The height of the Sun above the horizon is the cause of the excessive heat of the Torrid zone, the moderate heat of the Temperate zone, and the excessive cold within the Polar circles.
When the axis became perpendicular these things would be different. The Sun would remain on the plane of the Equator. All the year round he would pursue his imperturbable twelve-hour course, and rise to a distance from the zenith according to the latitude of the place. In countries of twenty degrees of latitude he would rise seventy degrees above the horizon; in countries of forty-nine degrees of latitude he would rise forty-one; in places of eighty-four degrees he would rise six, and of ninety degrees (the Pole), he would just peep half his diameter above the horizon.

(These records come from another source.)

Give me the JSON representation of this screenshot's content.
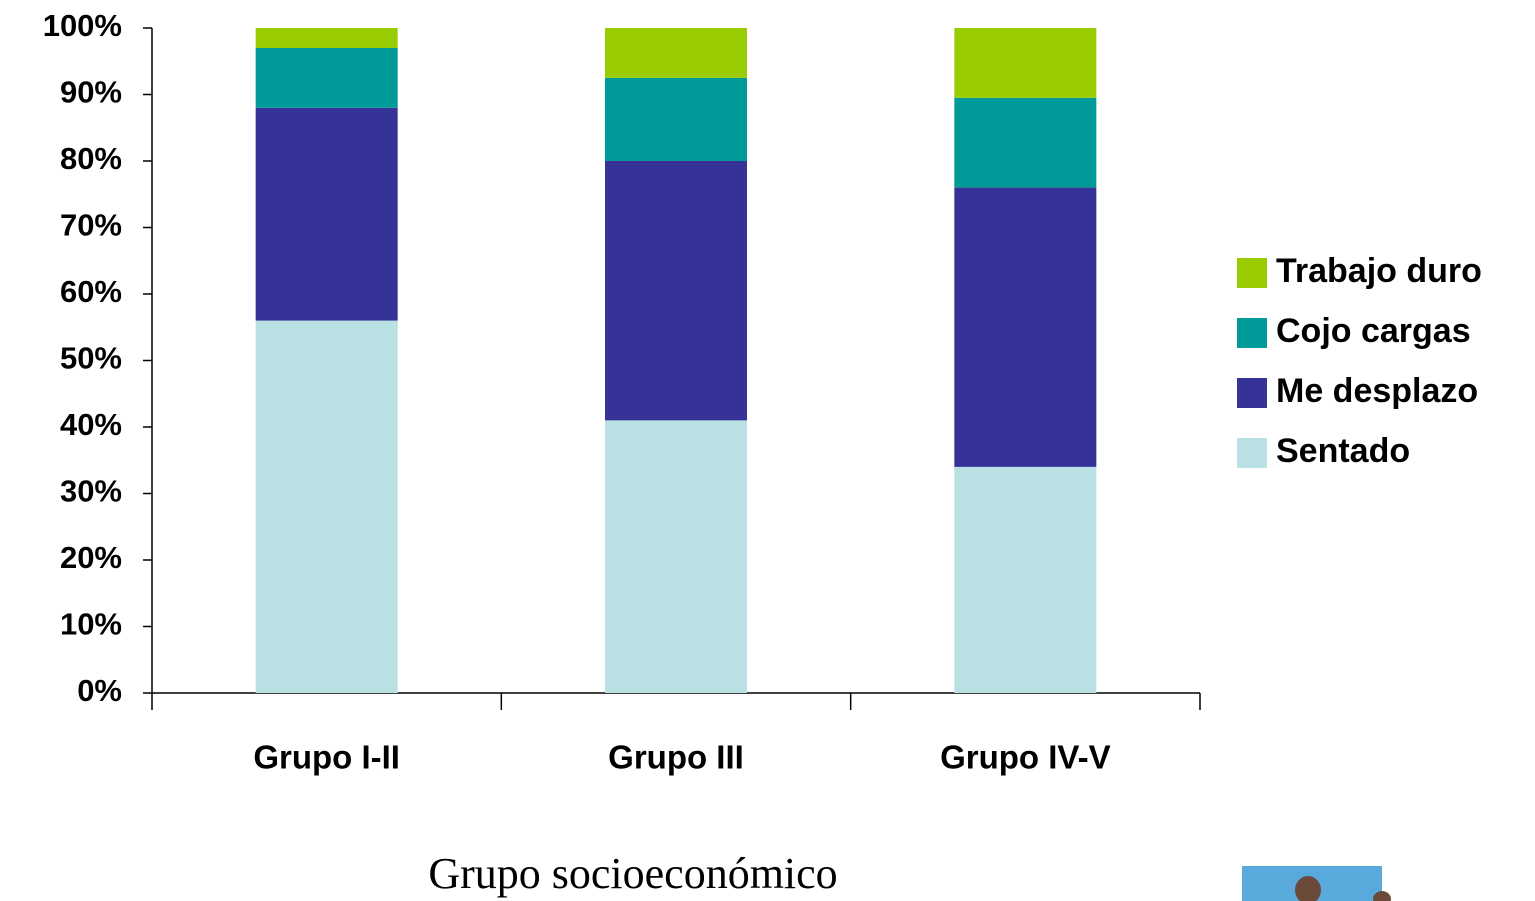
{
  "chart_data": {
    "type": "stacked-bar",
    "x_label": "Grupo socioeconómico",
    "categories": [
      "Grupo I-II",
      "Grupo III",
      "Grupo IV-V"
    ],
    "series": [
      {
        "name": "Sentado",
        "color": "#b9e0e3",
        "values": [
          56,
          41,
          34
        ]
      },
      {
        "name": "Me desplazo",
        "color": "#363398",
        "values": [
          32,
          39,
          42
        ]
      },
      {
        "name": "Cojo cargas",
        "color": "#009a99",
        "values": [
          9,
          12.5,
          13.5
        ]
      },
      {
        "name": "Trabajo duro",
        "color": "#99cc00",
        "values": [
          3,
          7.5,
          10.5
        ]
      }
    ],
    "ylim": [
      0,
      100
    ],
    "yticks": [
      {
        "value": 0,
        "label": "0%"
      },
      {
        "value": 10,
        "label": "10%"
      },
      {
        "value": 20,
        "label": "20%"
      },
      {
        "value": 30,
        "label": "30%"
      },
      {
        "value": 40,
        "label": "40%"
      },
      {
        "value": 50,
        "label": "50%"
      },
      {
        "value": 60,
        "label": "60%"
      },
      {
        "value": 70,
        "label": "70%"
      },
      {
        "value": 80,
        "label": "80%"
      },
      {
        "value": 90,
        "label": "90%"
      },
      {
        "value": 100,
        "label": "100%"
      }
    ],
    "legend": "right"
  }
}
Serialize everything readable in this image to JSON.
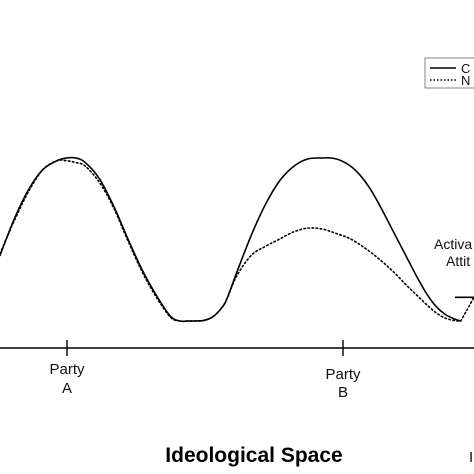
{
  "chart_data": {
    "type": "line",
    "title": "",
    "xlabel": "Ideological Space",
    "ylabel": "",
    "grid": false,
    "legend_position": "top-right",
    "xlim": [
      0,
      100
    ],
    "ylim": [
      0,
      100
    ],
    "x_ticks": [
      {
        "x": 15,
        "line1": "Party",
        "line2": "A"
      },
      {
        "x": 75,
        "line1": "Party",
        "line2": "B"
      }
    ],
    "annotations": [
      {
        "text_line1": "Activa",
        "text_line2": "Attit"
      }
    ],
    "cut_text": {
      "legend_solid": "C",
      "legend_dotted": "N",
      "axis_right": "I"
    },
    "series": [
      {
        "name": "C",
        "style": "solid",
        "x": [
          0,
          3,
          6,
          9,
          12,
          14,
          16,
          18,
          21,
          24,
          27,
          30,
          33,
          36,
          38,
          39.5,
          41,
          43,
          45,
          47,
          48,
          50,
          53,
          56,
          59,
          62,
          65,
          68,
          70,
          72,
          74,
          76,
          78,
          80,
          83,
          86,
          88,
          90,
          92,
          94,
          96,
          97.2
        ],
        "y": [
          36,
          56,
          72,
          83,
          88,
          89.5,
          89.5,
          87,
          78,
          63,
          45,
          28,
          14,
          2.5,
          0,
          0,
          0,
          0.3,
          2.5,
          8,
          13,
          27,
          47,
          64,
          77,
          85,
          89,
          89.5,
          89.5,
          88,
          85,
          80,
          73,
          64,
          49,
          34,
          24,
          15,
          8,
          3.5,
          1,
          0
        ]
      },
      {
        "name": "N",
        "style": "dotted",
        "x": [
          0,
          3,
          6,
          9,
          12,
          14,
          16,
          18,
          21,
          24,
          27,
          30,
          33,
          36,
          38,
          39.5,
          41,
          43,
          45,
          47,
          48,
          50,
          53,
          56,
          59,
          62,
          65,
          68,
          71,
          74,
          77,
          80,
          83,
          86,
          88,
          90,
          92,
          94,
          96,
          97.2
        ],
        "y": [
          37,
          55,
          71,
          83,
          88,
          88,
          87,
          85,
          76,
          62,
          44,
          27,
          13,
          2,
          0,
          0,
          0,
          0.3,
          2.5,
          8,
          13,
          25,
          36,
          41,
          45,
          49,
          51,
          50.5,
          48,
          45,
          40,
          34,
          27,
          19,
          14,
          9,
          4.5,
          1.5,
          0.2,
          0
        ]
      },
      {
        "name": "",
        "style": "dotted",
        "x": [
          97.2,
          98.5,
          100
        ],
        "y": [
          0,
          6,
          13
        ]
      }
    ],
    "annotation_line": {
      "style": "solid",
      "x": [
        96,
        100
      ],
      "y": [
        13,
        13
      ]
    }
  }
}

The days would be perfectly regular, and the Sun would rise at the same time, and also at the same point on the horizon, throughout the year.

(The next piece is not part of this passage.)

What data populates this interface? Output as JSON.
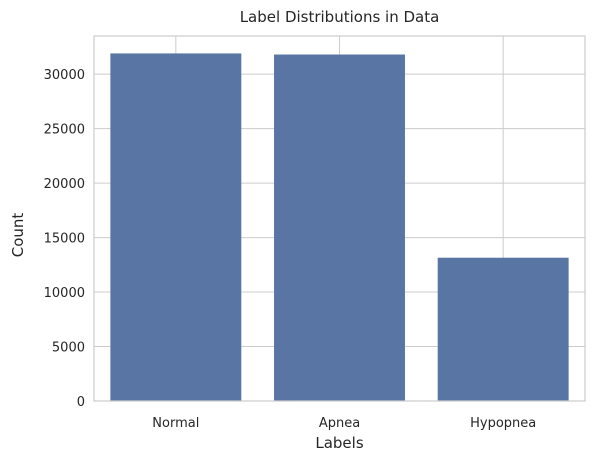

“Look at the advantages!” said the friends of Barbicane. “Every man, according to his temperament, can choose his own climate, which will be invariable!”
Those modern Titans, the North Polar Practical Association, were going to effect a complete change in the state of things which had existed ever since the spheroid had been launched on its orbit to become the Earth as we know it.
The astronomer might lose a few of the familiar constellations; the poet might lose the long winter nights and the long summer days that figure so frequently in modern verse; but what of that when we think of the advantages that would be enjoyed by the majority of the human race?
As the newspapers in the Barbicane interest pointed out, the products of the Earth being reduced to regularity, the farmer could always plant and sow in the most favourable temperature.
“Be it so!” said the opposition. “But are we to have no rains, or hail, or storms, or waterspouts, or other odds and ends that make matters pleasant for the depressed agriculturist?”
“You may have them, of course,” said the Barbicanians, “but they will probably be rarer, owing to the regularity of the climate having its effect on the troubles of the atmosphere! Yes, humanity will profit greatly by the new state of things. It will be quite a transformation of the terrestrial globe. Barbicane & Co. will have conferred much good on the present and future generations by destroying the inequality of the days and nights and the irritating diversity of the seasons!”
And the New York Sun of the 27th of December concluded one of its most eloquent articles:—
“Honour to Impey Barbicane and his colleagues! Not only will they have made the Earth more hygienically habitable, but they will have made it more productive; for then we can sow as soon as we have harvested, for no time will be wasted over the winter. Not only will our coal supplies be increased by the new fields, which will insure a supply for many long years, but the climatal conditions will be altered to our great advantage! Honour, then, to Barbicane & Co., who will take the first rank among the benefactors of mankind!”